AI isn’t just handling the rote tasks—it’s transforming how companies staff and scale.
“Typically our agents in their steady state after, you know, some amount of coaching and teaching, if you will, are able to resolve somewhere between 50 and 90% of all incoming questions,” Bavor said.
“At about the 70% level [of resolving incoming questions], we’ve seen companies be able to bring down contact center hours or headcount by about 50%.”
But it’s not just about cutting. It’s about shifting. Someone who would have been doing the scheduling is instead making an outbound call. They’re able to make high value customer interactions to talk with incoming or current residents about rentable items—wine coolers, parking spaces—driving a better customer experience and bottom-line impact.
He also emphasized how agentic AI delivers operational resilience—something especially valuable to multifamily operators navigating seasonality and staffing volatility.
“From Black Friday surges in retail to natural disasters that impact business continuity, agentic AI is able to step in and keep operations running smoothly,” Bavor said. “One of our clients, Restoration Hardware, had their entire scheduling team based in Florida—and when a hurricane hit, the whole team had to go offline. Our AI picked up the work and without missing a beat, continued scheduling deliveries.”
For multifamily, the implication is clear: when peak leasing season hits or unexpected disruptions occur, AI can help fill gaps, reduce service interruptions, and keep teams focused on the highest-value renter interactions.
A model aligned with outcomes
What might be just as revolutionary as the tech? The resolution-based pricing model.
“Our view is you should think of AI and AI agents as software you are hiring to do a job and do a job well to get something done for you,” Bavor said. “Only when it does that should you pay.”
“You see huge savings and we win when you win.”
Trust, authentication, and the renter experience
To make experiences feel truly human, agents need context. That’s where authentication comes in.
“Just as the best salespeople or support people are able to remember what you ordered and pull up information and have context on you, we think great AI agents do that as well,” Bavor said.
Whether through token-based logins or intelligent, privacy-aware verification, Sierra agents can quickly identify who they’re interacting with—and personalize the experience accordingly. That’s not just a CX best practice—it’s critical in multifamily, where renters expect seamless transitions across properties and platforms.

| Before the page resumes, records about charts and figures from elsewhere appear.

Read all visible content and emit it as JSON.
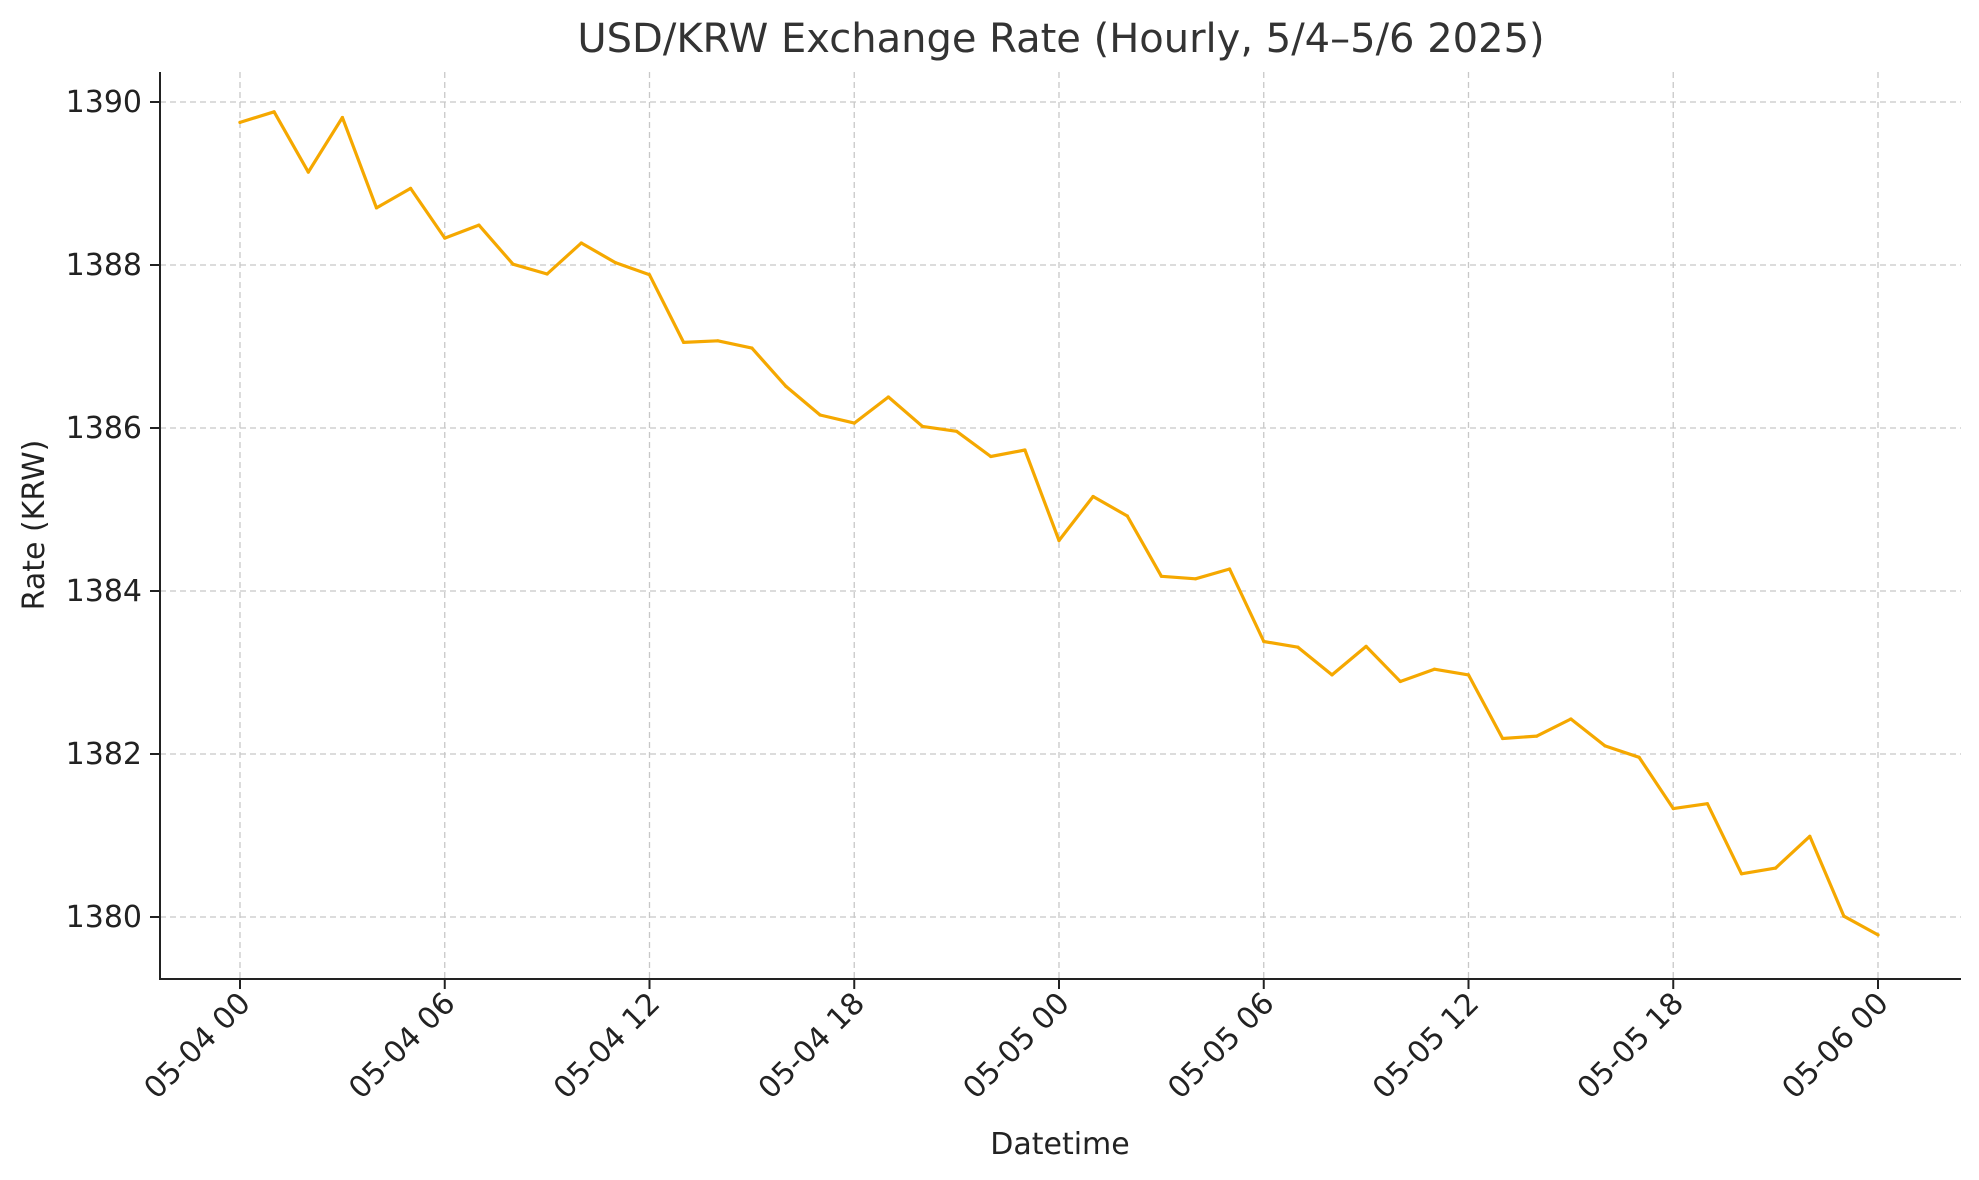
{
  "chart_data": {
    "type": "line",
    "title": "USD/KRW Exchange Rate (Hourly, 5/4–5/6 2025)",
    "xlabel": "Datetime",
    "ylabel": "Rate (KRW)",
    "x_start": "2025-05-04 00:00",
    "x_step": "1 hour",
    "xlim": [
      0,
      48
    ],
    "ylim": [
      1379.6,
      1390.4
    ],
    "grid": true,
    "line_color": "#F5A800",
    "x_ticks": [
      {
        "hour": 0,
        "label": "05-04 00"
      },
      {
        "hour": 6,
        "label": "05-04 06"
      },
      {
        "hour": 12,
        "label": "05-04 12"
      },
      {
        "hour": 18,
        "label": "05-04 18"
      },
      {
        "hour": 24,
        "label": "05-05 00"
      },
      {
        "hour": 30,
        "label": "05-05 06"
      },
      {
        "hour": 36,
        "label": "05-05 12"
      },
      {
        "hour": 42,
        "label": "05-05 18"
      },
      {
        "hour": 48,
        "label": "05-06 00"
      }
    ],
    "y_ticks": [
      1380,
      1382,
      1384,
      1386,
      1388,
      1390
    ],
    "series": [
      {
        "values": [
          1389.75,
          1389.88,
          1389.14,
          1389.81,
          1388.7,
          1388.94,
          1388.33,
          1388.49,
          1388.01,
          1387.89,
          1388.27,
          1388.03,
          1387.88,
          1387.05,
          1387.07,
          1386.98,
          1386.51,
          1386.16,
          1386.06,
          1386.38,
          1386.02,
          1385.96,
          1385.65,
          1385.73,
          1384.62,
          1385.16,
          1384.92,
          1384.18,
          1384.15,
          1384.27,
          1383.38,
          1383.31,
          1382.97,
          1383.32,
          1382.89,
          1383.04,
          1382.97,
          1382.19,
          1382.22,
          1382.43,
          1382.1,
          1381.96,
          1381.33,
          1381.39,
          1380.53,
          1380.6,
          1380.99,
          1380.01,
          1379.78
        ]
      }
    ]
  }
}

Bavor shared, “The Fenix agent recently scheduled an appointment in Mandarin, which is pretty cool. My guess is most of you don’t staff Mandarin contact center agents around the clock.”

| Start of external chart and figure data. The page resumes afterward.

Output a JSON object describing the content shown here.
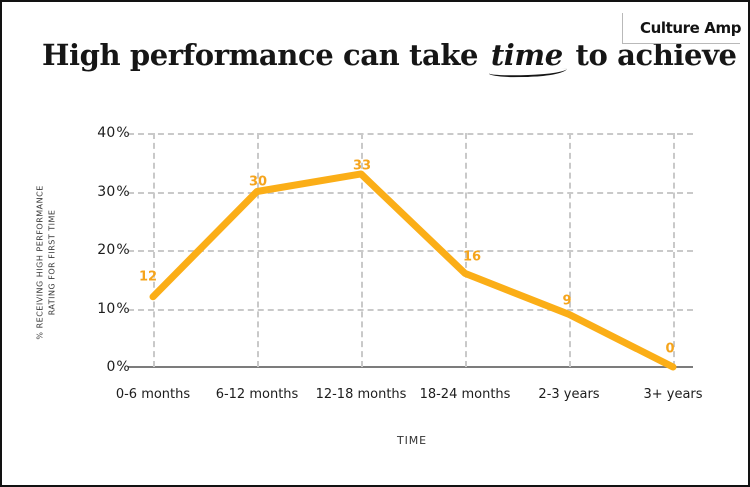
{
  "header": {
    "title_prefix": "High performance can take",
    "title_emphasis": "time",
    "title_suffix": "to achieve",
    "logo_text": "Culture Amp"
  },
  "chart_data": {
    "type": "line",
    "title": "High performance can take time to achieve",
    "categories": [
      "0-6 months",
      "6-12 months",
      "12-18 months",
      "18-24 months",
      "2-3 years",
      "3+ years"
    ],
    "values": [
      12,
      30,
      33,
      16,
      9,
      0
    ],
    "xlabel": "TIME",
    "ylabel": "% RECEIVING HIGH PERFORMANCE RATING FOR FIRST TIME",
    "ylabel_line1": "% RECEIVING HIGH PERFORMANCE",
    "ylabel_line2": "RATING FOR FIRST TIME",
    "y_ticks": [
      {
        "label": "40 %",
        "value": 40
      },
      {
        "label": "30 %",
        "value": 30
      },
      {
        "label": "20 %",
        "value": 20
      },
      {
        "label": "10 %",
        "value": 10
      },
      {
        "label": "0 %",
        "value": 0
      }
    ],
    "ylim": [
      0,
      40
    ],
    "grid": "dashed",
    "legend": "none",
    "line_color": "#FBAE17",
    "label_color": "#F5A41C",
    "grid_color": "#c9c9c9",
    "axis_color": "#7c7c7c"
  }
}
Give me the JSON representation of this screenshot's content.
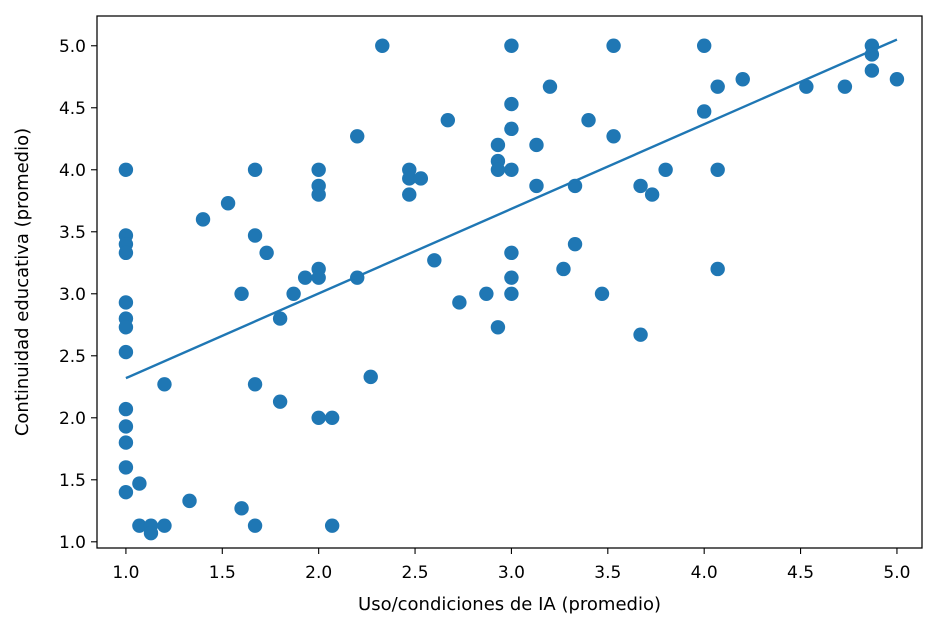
{
  "chart_data": {
    "type": "scatter",
    "title": "",
    "xlabel": "Uso/condiciones de IA (promedio)",
    "ylabel": "Continuidad educativa (promedio)",
    "xlim": [
      0.85,
      5.13
    ],
    "ylim": [
      0.95,
      5.24
    ],
    "xticks": [
      "1.0",
      "1.5",
      "2.0",
      "2.5",
      "3.0",
      "3.5",
      "4.0",
      "4.5",
      "5.0"
    ],
    "yticks": [
      "1.0",
      "1.5",
      "2.0",
      "2.5",
      "3.0",
      "3.5",
      "4.0",
      "4.5",
      "5.0"
    ],
    "grid": false,
    "legend": "none",
    "colors": {
      "points": "#1f77b4",
      "trend_line": "#1f77b4"
    },
    "points": [
      {
        "x": 1.0,
        "y": 4.0
      },
      {
        "x": 1.0,
        "y": 3.47
      },
      {
        "x": 1.0,
        "y": 3.4
      },
      {
        "x": 1.0,
        "y": 3.33
      },
      {
        "x": 1.0,
        "y": 2.93
      },
      {
        "x": 1.0,
        "y": 2.8
      },
      {
        "x": 1.0,
        "y": 2.73
      },
      {
        "x": 1.0,
        "y": 2.53
      },
      {
        "x": 1.0,
        "y": 2.07
      },
      {
        "x": 1.0,
        "y": 1.93
      },
      {
        "x": 1.0,
        "y": 1.8
      },
      {
        "x": 1.0,
        "y": 1.6
      },
      {
        "x": 1.0,
        "y": 1.4
      },
      {
        "x": 1.07,
        "y": 1.47
      },
      {
        "x": 1.07,
        "y": 1.13
      },
      {
        "x": 1.13,
        "y": 1.13
      },
      {
        "x": 1.13,
        "y": 1.07
      },
      {
        "x": 1.2,
        "y": 2.27
      },
      {
        "x": 1.2,
        "y": 1.13
      },
      {
        "x": 1.33,
        "y": 1.33
      },
      {
        "x": 1.4,
        "y": 3.6
      },
      {
        "x": 1.53,
        "y": 3.73
      },
      {
        "x": 1.6,
        "y": 3.0
      },
      {
        "x": 1.6,
        "y": 1.27
      },
      {
        "x": 1.67,
        "y": 4.0
      },
      {
        "x": 1.67,
        "y": 3.47
      },
      {
        "x": 1.67,
        "y": 2.27
      },
      {
        "x": 1.67,
        "y": 1.13
      },
      {
        "x": 1.73,
        "y": 3.33
      },
      {
        "x": 1.8,
        "y": 2.8
      },
      {
        "x": 1.8,
        "y": 2.13
      },
      {
        "x": 1.87,
        "y": 3.0
      },
      {
        "x": 1.93,
        "y": 3.13
      },
      {
        "x": 2.0,
        "y": 4.0
      },
      {
        "x": 2.0,
        "y": 3.87
      },
      {
        "x": 2.0,
        "y": 3.8
      },
      {
        "x": 2.0,
        "y": 3.2
      },
      {
        "x": 2.0,
        "y": 3.13
      },
      {
        "x": 2.0,
        "y": 2.0
      },
      {
        "x": 2.07,
        "y": 2.0
      },
      {
        "x": 2.07,
        "y": 1.13
      },
      {
        "x": 2.2,
        "y": 4.27
      },
      {
        "x": 2.2,
        "y": 3.13
      },
      {
        "x": 2.27,
        "y": 2.33
      },
      {
        "x": 2.33,
        "y": 5.0
      },
      {
        "x": 2.47,
        "y": 4.0
      },
      {
        "x": 2.47,
        "y": 3.93
      },
      {
        "x": 2.47,
        "y": 3.8
      },
      {
        "x": 2.53,
        "y": 3.93
      },
      {
        "x": 2.6,
        "y": 3.27
      },
      {
        "x": 2.67,
        "y": 4.4
      },
      {
        "x": 2.73,
        "y": 2.93
      },
      {
        "x": 2.87,
        "y": 3.0
      },
      {
        "x": 2.93,
        "y": 4.2
      },
      {
        "x": 2.93,
        "y": 4.07
      },
      {
        "x": 2.93,
        "y": 4.0
      },
      {
        "x": 2.93,
        "y": 2.73
      },
      {
        "x": 3.0,
        "y": 5.0
      },
      {
        "x": 3.0,
        "y": 4.53
      },
      {
        "x": 3.0,
        "y": 4.33
      },
      {
        "x": 3.0,
        "y": 4.0
      },
      {
        "x": 3.0,
        "y": 3.33
      },
      {
        "x": 3.0,
        "y": 3.13
      },
      {
        "x": 3.0,
        "y": 3.0
      },
      {
        "x": 3.13,
        "y": 4.2
      },
      {
        "x": 3.13,
        "y": 3.87
      },
      {
        "x": 3.2,
        "y": 4.67
      },
      {
        "x": 3.27,
        "y": 3.2
      },
      {
        "x": 3.33,
        "y": 3.87
      },
      {
        "x": 3.33,
        "y": 3.4
      },
      {
        "x": 3.4,
        "y": 4.4
      },
      {
        "x": 3.47,
        "y": 3.0
      },
      {
        "x": 3.53,
        "y": 5.0
      },
      {
        "x": 3.53,
        "y": 4.27
      },
      {
        "x": 3.67,
        "y": 3.87
      },
      {
        "x": 3.67,
        "y": 2.67
      },
      {
        "x": 3.73,
        "y": 3.8
      },
      {
        "x": 3.8,
        "y": 4.0
      },
      {
        "x": 4.0,
        "y": 5.0
      },
      {
        "x": 4.0,
        "y": 4.47
      },
      {
        "x": 4.07,
        "y": 4.67
      },
      {
        "x": 4.07,
        "y": 4.0
      },
      {
        "x": 4.07,
        "y": 3.2
      },
      {
        "x": 4.2,
        "y": 4.73
      },
      {
        "x": 4.53,
        "y": 4.67
      },
      {
        "x": 4.73,
        "y": 4.67
      },
      {
        "x": 4.87,
        "y": 5.0
      },
      {
        "x": 4.87,
        "y": 4.93
      },
      {
        "x": 4.87,
        "y": 4.8
      },
      {
        "x": 5.0,
        "y": 4.73
      }
    ],
    "trend_line": [
      {
        "x": 1.0,
        "y": 2.32
      },
      {
        "x": 5.0,
        "y": 5.05
      }
    ]
  }
}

From Mandarin to Spanish to French, Sierra agents can operate across more than 20 languages, helping communities meet renters where they are, on their terms.

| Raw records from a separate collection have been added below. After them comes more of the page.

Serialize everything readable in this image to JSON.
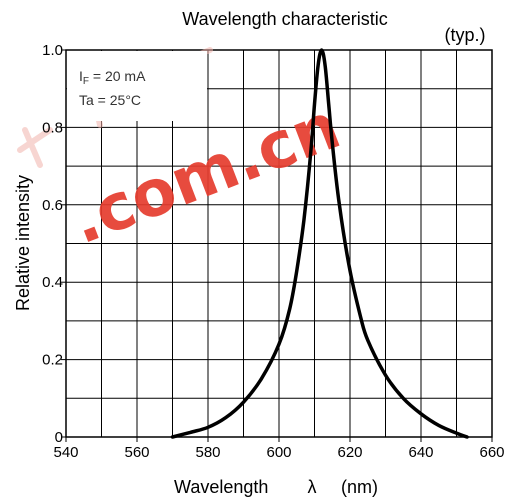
{
  "chart_data": {
    "type": "line",
    "title": "Wavelength characteristic",
    "note": "(typ.)",
    "xlabel": "Wavelength λ (nm)",
    "xlabel_parts": {
      "main": "Wavelength",
      "symbol": "λ",
      "unit": "(nm)"
    },
    "ylabel": "Relative intensity",
    "xlim": [
      540,
      660
    ],
    "ylim": [
      0,
      1.0
    ],
    "x_ticks": [
      "540",
      "560",
      "580",
      "600",
      "620",
      "640",
      "660"
    ],
    "y_ticks": [
      "0",
      "0.2",
      "0.4",
      "0.6",
      "0.8",
      "1.0"
    ],
    "grid": true,
    "conditions": [
      {
        "label_main": "I",
        "label_sub": "F",
        "text": " = 20 mA"
      },
      {
        "label_main": "Ta",
        "label_sub": "",
        "text": " = 25°C"
      }
    ],
    "series": [
      {
        "x": [
          570,
          575,
          580,
          585,
          590,
          595,
          600,
          603,
          605,
          607,
          609,
          610,
          611,
          612,
          613,
          614,
          615,
          617,
          620,
          623,
          625,
          630,
          635,
          640,
          645,
          650,
          653
        ],
        "y": [
          0.0,
          0.012,
          0.025,
          0.05,
          0.09,
          0.15,
          0.24,
          0.33,
          0.43,
          0.56,
          0.74,
          0.86,
          0.96,
          1.0,
          0.96,
          0.86,
          0.76,
          0.6,
          0.43,
          0.31,
          0.25,
          0.16,
          0.1,
          0.06,
          0.03,
          0.01,
          0.0
        ]
      }
    ]
  },
  "watermark": {
    "text": ".com.cn",
    "color": "#e63c2e",
    "faint_color": "#f2b3ac"
  }
}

“We think there’s huge power in that,” Bavor said. “In the context of supporting renters, it’s like creating this concierge-like experience. You feel known, understood, and helped—without friction.”
Overhyped, underhyped, and utterly transformative
In a closing question, Christiansen asked Bavor to weigh in on the tech landscape.
“There’s this saying that with new technologies people generally overestimate its impact in the short run and underestimate its impact in the long run. And I think AI is no different,” Bavor said. “What’s overhyped? I think it’s AI. What’s underhyped? I think it’s also AI.”
He added, “What you should imagine is that over the last year in each one of your offices, all of a sudden, a PhD in every field of human knowledge has just shown up and is just waiting in the corner ready to do research for you.”
And with partners like Sierra helping reimagine what that future of AI in multifamily looks like the future is not just bright—it’s intelligent.